From my son, I learned: that his sobriety is rooted in his spiritual practice. Every morning he maintains a routine: he reads from a spiritual or philosophical text, stretches, meditates and prays. Today, his life is based on a set of principles and he must be honest with everyone he meets, including himself. He says that he acknowledges his past and strives for a better tomorrow.
From my son, I learned: Living in sobriety is about giving and receiving. Reaching out a hand to help another person strengthens both the addict and those he tries to help.
From my son, I learned: that relapse happens. It happened often with Jeff. There are countless examples of recovering addicts like Philip Seymour Hoffman, who stay clean for years, relapse, and die. Drugs are powerful and addiction never rests. It bides its time and waits for the right moment to pounce.

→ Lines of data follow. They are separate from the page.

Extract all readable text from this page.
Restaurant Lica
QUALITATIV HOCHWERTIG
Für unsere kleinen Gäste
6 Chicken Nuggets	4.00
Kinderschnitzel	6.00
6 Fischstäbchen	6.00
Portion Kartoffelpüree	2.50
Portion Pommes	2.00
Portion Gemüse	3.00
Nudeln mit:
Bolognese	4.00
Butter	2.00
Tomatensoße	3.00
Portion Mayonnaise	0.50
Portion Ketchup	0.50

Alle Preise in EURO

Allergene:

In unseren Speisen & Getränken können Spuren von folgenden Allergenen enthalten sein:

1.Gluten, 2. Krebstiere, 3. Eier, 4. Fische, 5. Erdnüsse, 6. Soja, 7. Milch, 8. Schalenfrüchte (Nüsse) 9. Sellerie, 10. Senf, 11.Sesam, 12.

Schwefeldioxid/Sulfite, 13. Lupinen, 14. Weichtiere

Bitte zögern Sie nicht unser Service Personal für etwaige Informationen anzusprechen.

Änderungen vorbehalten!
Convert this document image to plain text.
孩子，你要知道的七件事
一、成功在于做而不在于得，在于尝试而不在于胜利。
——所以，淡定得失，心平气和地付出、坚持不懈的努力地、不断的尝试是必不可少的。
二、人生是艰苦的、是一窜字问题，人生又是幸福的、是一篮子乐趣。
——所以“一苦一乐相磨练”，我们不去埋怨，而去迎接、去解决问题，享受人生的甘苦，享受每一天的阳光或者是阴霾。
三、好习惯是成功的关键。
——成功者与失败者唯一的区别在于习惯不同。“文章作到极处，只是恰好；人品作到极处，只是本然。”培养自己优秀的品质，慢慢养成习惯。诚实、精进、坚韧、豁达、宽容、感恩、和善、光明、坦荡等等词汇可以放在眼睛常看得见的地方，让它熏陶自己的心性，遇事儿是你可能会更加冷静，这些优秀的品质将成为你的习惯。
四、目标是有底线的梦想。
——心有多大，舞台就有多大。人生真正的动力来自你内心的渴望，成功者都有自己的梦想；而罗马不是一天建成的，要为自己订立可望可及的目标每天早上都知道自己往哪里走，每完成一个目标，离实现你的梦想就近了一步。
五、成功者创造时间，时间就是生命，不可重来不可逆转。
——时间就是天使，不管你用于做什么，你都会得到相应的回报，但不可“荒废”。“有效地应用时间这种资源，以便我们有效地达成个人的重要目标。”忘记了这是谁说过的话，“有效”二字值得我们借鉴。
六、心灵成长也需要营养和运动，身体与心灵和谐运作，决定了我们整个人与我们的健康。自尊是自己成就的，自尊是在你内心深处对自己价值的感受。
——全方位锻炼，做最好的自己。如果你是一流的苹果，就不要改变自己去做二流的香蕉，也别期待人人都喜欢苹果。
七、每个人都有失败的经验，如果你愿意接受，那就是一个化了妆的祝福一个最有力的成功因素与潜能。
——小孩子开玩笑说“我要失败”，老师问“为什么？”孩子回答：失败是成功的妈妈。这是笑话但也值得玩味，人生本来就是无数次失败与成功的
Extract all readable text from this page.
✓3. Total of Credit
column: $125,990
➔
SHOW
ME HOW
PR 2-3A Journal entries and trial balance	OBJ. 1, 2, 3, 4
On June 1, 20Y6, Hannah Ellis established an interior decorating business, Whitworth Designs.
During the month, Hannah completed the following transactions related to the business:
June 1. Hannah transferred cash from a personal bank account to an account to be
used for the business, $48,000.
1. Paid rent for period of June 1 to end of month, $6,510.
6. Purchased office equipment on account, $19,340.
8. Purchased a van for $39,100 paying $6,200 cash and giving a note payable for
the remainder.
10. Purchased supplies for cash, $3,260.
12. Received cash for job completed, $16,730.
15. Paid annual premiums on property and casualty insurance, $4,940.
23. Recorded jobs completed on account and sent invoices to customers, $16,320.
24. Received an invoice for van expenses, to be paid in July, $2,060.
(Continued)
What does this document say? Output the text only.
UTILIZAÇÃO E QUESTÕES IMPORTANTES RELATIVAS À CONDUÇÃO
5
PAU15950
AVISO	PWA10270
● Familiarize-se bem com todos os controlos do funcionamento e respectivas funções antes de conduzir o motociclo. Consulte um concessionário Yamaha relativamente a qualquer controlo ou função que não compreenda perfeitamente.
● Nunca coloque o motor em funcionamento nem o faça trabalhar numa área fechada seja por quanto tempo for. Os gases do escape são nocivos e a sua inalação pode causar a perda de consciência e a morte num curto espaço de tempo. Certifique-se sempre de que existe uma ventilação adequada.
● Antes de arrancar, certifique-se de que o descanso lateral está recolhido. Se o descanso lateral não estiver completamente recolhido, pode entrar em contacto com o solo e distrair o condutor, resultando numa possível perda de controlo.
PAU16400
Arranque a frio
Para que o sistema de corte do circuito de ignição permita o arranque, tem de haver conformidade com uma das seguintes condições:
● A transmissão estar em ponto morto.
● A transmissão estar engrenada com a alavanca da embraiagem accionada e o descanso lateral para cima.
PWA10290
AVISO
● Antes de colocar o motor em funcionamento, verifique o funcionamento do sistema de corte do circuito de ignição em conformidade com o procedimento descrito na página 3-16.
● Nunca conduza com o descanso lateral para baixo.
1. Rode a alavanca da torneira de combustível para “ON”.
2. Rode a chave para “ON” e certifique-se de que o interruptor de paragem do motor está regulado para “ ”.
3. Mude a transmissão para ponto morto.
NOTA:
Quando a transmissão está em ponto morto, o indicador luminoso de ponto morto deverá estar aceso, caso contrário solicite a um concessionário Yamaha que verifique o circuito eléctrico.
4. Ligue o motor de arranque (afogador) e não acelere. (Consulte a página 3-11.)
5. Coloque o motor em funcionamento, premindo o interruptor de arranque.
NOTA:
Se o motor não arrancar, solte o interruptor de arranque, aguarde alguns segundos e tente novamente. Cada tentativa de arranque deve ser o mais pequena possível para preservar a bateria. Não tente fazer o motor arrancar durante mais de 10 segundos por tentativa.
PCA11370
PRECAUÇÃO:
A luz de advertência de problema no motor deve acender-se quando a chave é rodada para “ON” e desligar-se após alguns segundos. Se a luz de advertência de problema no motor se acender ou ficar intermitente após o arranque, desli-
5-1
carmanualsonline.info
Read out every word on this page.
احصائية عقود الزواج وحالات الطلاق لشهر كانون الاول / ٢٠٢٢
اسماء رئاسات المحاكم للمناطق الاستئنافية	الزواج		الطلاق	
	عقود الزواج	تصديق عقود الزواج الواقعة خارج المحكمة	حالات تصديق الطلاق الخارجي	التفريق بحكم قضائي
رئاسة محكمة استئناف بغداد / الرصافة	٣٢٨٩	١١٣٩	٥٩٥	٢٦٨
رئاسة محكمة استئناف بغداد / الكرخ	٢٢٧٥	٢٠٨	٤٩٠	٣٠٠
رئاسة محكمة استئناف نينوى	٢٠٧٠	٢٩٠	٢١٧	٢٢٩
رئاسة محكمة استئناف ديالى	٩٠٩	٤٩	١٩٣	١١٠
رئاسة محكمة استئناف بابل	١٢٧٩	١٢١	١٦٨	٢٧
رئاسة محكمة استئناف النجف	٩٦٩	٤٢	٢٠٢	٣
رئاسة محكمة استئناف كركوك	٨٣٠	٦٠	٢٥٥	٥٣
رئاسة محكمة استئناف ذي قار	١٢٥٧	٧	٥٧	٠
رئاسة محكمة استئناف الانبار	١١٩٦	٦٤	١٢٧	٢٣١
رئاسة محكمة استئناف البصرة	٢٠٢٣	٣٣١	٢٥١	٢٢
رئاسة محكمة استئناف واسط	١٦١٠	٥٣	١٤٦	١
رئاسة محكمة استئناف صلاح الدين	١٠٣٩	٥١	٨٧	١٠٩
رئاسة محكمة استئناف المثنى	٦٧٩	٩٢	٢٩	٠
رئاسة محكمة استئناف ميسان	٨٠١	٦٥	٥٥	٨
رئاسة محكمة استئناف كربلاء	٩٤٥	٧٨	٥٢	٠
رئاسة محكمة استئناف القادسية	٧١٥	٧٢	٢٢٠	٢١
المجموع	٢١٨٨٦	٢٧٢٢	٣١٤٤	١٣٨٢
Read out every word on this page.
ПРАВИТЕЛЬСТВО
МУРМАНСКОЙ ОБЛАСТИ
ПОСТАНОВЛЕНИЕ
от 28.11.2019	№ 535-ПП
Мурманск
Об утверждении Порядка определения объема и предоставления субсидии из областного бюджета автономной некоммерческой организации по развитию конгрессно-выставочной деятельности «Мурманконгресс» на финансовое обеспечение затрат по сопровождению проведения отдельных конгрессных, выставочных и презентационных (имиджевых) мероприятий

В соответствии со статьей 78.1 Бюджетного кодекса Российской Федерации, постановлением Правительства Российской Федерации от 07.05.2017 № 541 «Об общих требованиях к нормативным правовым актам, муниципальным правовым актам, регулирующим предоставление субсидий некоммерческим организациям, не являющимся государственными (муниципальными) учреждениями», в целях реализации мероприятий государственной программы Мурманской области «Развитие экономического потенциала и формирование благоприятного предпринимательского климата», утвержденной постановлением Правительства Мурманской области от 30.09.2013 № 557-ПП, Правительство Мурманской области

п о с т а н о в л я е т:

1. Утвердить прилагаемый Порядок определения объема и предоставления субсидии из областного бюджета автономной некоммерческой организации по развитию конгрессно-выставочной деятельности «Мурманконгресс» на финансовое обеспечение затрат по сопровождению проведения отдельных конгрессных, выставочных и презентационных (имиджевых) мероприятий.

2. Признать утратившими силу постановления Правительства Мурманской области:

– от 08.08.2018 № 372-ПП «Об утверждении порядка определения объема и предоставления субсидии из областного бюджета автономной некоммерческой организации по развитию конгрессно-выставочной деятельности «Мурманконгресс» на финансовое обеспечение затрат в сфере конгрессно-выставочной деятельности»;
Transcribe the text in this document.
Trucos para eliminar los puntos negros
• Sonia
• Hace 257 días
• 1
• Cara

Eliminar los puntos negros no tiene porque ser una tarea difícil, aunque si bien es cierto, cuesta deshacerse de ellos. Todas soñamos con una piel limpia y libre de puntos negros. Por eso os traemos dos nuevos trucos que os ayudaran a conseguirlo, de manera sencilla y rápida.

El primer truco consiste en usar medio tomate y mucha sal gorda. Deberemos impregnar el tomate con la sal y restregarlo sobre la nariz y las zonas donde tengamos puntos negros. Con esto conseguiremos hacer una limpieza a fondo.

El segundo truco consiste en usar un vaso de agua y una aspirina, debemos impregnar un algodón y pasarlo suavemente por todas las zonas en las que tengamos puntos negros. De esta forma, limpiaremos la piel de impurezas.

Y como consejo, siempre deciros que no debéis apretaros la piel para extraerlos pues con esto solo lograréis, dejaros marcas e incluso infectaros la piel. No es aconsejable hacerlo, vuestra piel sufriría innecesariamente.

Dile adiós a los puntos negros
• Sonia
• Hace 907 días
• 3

From my son, I learned that sobriety comes to outweigh all the excitement – big weekends and bursts of pleasure – that drugs provide. He says that being clean lets a person build a life of substance rooted in real relationships with people who truly care about him, and a career he’s proud of. Life unfolds to be profoundly gratifying without drugs. Jeff says this was the biggest realization of all.
From my son, I learned that the knowledge that our family was waiting for him when he got healthy was an important part of his recovery. He knew that when he made the decision to live a sober life, we would be at his side.
From my son, I learned that many addicts hate themselves for the pain they are causing those they love. Recently, a young girl with a crystal meth addiction wrote to me, “My mom tries to help me, but I can’t talk with her. I’m afraid the stress will kill her. I can’t stand myself for hurting her.”